The first thing you learn about the History Club is you never talk about it.

Replace History Club with museum storage and you still don’t talk about it.

Those were rules broken only if you wanted to be an ex-employee of the Oregon Historical Society, historically speaking.

And they were good rules. No one needs to know where a state history museum stores its stuff.

In a Where’s Waldo story on the official Neil Goldschmidt portrait, Oregonian reporter Joseph Rose spilled the paint.

By revealing the general location of the OHS storage location, Mr. Rose invites comment. Do you really want that opened up on a public forum?

With a link to a series of pictures inside the storage facility you get the question common to all museum storage: “Why can’t we see these things?”

The best answer is, “Because they’re not on exhibit.”

Not long ago OHS did an exhibit of treasures from the vault, so you got to see stuff not usually available if you visited the South Park Blocks.

Chances are good you’ll never see the Goldschmidt portrait again. But it’s still around, just like the former governor.

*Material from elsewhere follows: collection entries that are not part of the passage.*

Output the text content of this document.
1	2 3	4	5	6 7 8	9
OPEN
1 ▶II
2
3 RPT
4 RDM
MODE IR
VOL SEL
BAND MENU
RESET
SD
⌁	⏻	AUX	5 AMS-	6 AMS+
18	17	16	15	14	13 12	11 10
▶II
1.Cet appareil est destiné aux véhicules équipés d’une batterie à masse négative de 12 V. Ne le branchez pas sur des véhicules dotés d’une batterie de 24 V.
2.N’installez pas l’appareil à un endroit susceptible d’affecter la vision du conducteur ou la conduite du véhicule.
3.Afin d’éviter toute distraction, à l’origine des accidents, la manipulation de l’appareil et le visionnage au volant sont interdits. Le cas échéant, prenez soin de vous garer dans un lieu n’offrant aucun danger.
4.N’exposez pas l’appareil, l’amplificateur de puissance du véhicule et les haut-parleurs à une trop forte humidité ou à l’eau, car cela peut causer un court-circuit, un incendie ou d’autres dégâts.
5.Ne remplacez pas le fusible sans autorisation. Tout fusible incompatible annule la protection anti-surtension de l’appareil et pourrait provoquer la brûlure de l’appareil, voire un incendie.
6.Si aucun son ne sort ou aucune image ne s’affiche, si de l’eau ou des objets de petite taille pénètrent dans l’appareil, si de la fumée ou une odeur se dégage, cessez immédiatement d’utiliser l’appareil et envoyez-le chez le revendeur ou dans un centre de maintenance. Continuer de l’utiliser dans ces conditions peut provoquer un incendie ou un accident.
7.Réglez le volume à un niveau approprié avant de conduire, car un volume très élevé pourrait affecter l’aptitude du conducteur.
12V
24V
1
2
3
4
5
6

It won’t get an accidental prong from a forklift poked through it, or dropped in a dumpster, or accidentally burned up.

Neil Goldschmidt won’t be run through with a pitchfork, compressed in a garbage truck, or incinerated either.

The man played his cards close, kept mouths shut, and strolled through life as an okay guy instead of neighborhood babysitter rapist.

More than an okay guy, he was a spectacular success. And strong. He carried the baggage of his past easily.

Sure he paid a price, just not the one due for the deeds he committed off the job.

And now his picture gets press. Since he’s unable to do the right thing and drop the hammer on himself, he appears to be free and clear. Of course he’s living in some ring of hell, the one where guys like him celebrate not getting caught early on.

But it’s still hell and he’s cooking away. At least that’s what you hear.

In the end the man feels like the sign you see over doors that goes like this: “Some grace us with their arrival, others with their departure.”

He showed up in shining armor, he’ll leave in an urn. That’s the most we can expect.